La force de la langue nazie résida dans les mots. Rien que dans les mots, dans leur extraordinaire simplicité et dans leur extrême brutalité. Ils ne faisaient pas appel à une construction logique, mais à une pensée intuitive, fortement psychologique. Ils visaient les automatismes de l’âme collective, servaient de balises, étaient chargés d’émotion. La passion et les sentiments remplacèrent la pensée et la raison.
Mais cette langue horrible n’était plus leur langue. Majoritairement dialectophones alors, ils se réfugièrent dans leur langue à eux, nullement contaminée, qui continuait à dire les choses simples de la vie quotidienne. Nullement suspecte non plus. On leur avait interdit le français, ils pouvaient continuer à se parler en dialecte, il était germanique après tout. Et prier dans les deux langues. Le Vater unser en allemand, et le « Che » vous salue Marie, (quand ils étaient catholiques) en français. Mais souvent dans leur tête trottaient les deux vers du juif Heine :
Ich weiss nicht was es bedeuten soll
dass ich so traurig bin….
Sources:
Viktor Klemperer, LTI, Notizbuch eines Philologen, Stuttgart, 2007, 22e édition.

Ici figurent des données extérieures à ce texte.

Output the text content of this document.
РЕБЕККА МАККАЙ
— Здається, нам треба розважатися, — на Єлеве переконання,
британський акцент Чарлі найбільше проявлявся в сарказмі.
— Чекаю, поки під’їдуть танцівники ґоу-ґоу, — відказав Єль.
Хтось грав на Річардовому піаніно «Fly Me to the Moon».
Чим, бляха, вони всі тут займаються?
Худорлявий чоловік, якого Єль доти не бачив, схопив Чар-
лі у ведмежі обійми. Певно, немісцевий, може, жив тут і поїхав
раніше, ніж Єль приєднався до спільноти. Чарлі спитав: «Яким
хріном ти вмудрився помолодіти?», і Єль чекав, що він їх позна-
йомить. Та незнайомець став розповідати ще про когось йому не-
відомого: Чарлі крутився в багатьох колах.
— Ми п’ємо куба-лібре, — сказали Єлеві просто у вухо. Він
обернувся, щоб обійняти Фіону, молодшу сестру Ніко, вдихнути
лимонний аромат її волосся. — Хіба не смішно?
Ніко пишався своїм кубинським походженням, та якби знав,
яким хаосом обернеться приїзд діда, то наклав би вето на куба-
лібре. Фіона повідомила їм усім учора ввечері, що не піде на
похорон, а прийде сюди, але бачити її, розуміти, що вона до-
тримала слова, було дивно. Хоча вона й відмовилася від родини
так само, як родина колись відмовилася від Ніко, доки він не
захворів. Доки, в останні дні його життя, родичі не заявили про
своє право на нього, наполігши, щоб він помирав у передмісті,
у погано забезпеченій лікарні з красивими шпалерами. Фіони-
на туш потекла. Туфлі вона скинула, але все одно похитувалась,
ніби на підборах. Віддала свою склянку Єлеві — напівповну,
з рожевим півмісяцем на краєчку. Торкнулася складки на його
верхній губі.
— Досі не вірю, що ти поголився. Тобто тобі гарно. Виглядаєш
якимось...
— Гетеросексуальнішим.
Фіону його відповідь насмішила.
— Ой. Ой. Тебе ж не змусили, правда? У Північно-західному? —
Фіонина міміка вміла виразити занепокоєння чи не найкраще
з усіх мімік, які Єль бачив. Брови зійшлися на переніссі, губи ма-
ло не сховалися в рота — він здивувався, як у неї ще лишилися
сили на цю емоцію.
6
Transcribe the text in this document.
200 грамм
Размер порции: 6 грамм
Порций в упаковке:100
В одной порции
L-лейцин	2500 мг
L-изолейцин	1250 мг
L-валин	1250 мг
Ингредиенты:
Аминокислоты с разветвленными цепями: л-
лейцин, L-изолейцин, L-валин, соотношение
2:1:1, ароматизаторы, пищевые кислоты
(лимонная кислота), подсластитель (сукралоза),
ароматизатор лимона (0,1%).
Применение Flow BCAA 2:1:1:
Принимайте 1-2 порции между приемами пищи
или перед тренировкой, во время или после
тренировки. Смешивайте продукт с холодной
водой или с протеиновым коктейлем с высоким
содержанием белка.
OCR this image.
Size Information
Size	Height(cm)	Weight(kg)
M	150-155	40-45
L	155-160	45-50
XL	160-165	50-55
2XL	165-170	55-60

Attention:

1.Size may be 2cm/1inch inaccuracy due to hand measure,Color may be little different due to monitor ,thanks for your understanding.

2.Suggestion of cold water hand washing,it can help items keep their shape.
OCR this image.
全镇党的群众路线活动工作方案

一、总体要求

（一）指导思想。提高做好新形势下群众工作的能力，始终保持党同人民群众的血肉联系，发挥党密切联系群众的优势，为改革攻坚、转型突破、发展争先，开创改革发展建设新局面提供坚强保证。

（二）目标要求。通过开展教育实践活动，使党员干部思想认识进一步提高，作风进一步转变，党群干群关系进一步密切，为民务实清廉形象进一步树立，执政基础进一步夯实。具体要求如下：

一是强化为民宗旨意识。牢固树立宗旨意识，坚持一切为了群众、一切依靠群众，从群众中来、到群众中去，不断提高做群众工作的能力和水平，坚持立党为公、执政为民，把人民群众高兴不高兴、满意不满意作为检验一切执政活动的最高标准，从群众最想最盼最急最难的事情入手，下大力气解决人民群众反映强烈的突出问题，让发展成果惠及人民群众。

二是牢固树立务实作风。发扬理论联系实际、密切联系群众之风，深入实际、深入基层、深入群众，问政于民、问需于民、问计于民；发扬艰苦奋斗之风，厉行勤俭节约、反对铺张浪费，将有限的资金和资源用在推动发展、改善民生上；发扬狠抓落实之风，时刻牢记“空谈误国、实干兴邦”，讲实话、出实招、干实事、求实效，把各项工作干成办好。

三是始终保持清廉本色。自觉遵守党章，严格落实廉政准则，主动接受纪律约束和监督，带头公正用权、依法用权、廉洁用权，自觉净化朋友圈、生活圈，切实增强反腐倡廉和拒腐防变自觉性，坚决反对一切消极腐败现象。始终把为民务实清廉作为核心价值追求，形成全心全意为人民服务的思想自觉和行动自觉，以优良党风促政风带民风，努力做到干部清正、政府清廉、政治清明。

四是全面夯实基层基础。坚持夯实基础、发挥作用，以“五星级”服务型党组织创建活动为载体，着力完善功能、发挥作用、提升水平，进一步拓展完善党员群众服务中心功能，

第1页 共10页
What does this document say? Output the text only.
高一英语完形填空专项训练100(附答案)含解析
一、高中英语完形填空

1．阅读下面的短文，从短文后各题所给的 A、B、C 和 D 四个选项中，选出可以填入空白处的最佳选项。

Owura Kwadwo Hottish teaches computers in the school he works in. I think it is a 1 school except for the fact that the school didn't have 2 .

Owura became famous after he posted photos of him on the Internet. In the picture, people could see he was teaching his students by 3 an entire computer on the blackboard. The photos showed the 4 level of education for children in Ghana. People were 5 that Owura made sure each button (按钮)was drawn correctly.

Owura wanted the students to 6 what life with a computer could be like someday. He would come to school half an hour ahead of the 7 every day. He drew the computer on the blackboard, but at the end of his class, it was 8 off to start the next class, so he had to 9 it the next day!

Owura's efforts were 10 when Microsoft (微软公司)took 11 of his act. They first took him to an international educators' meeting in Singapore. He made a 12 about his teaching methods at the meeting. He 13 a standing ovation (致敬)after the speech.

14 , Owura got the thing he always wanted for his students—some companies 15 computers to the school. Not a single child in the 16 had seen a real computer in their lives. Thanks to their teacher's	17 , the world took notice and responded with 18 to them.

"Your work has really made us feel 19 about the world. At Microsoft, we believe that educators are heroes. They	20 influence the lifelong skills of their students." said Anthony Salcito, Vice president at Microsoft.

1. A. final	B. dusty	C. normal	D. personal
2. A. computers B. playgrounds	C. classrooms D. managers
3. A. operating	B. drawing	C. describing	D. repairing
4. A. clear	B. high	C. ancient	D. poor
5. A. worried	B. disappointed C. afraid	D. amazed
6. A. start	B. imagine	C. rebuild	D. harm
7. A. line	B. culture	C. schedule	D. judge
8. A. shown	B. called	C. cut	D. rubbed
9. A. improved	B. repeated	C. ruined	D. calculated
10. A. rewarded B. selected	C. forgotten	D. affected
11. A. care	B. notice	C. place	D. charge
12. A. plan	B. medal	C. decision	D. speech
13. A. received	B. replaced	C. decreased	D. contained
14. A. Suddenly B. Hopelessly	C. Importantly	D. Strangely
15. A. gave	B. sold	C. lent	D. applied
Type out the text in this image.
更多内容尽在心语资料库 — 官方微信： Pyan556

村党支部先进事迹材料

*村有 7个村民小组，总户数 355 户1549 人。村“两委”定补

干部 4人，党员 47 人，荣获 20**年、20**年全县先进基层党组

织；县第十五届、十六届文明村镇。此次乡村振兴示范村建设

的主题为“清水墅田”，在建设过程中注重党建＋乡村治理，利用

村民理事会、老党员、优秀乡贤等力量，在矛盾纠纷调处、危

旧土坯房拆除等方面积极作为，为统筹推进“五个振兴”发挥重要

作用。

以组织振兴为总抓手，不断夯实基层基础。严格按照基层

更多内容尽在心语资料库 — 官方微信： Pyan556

Cornelia Schmitz-Berning, Vokabular des National-Sozialismus, Berlin 2000.
Alexandre Dorna, La lingua horribilis du IIIe Reich : l’apport de Victor Klemperer à la compréhension du nazisme, Cahier de psychologie politique n°7, juillet 2005.
Exposition Victor Klemperer, La langue confisquée, illustration Edouard Steegmann, présentée du 26 avril au 26 septembre 2009 au Struthof puis à la Bibliothèque nationale Universitaire de Strasbourg ( B. N. U). Exposition réalisée par le Centre européen du résistant déporté et la B. N.U.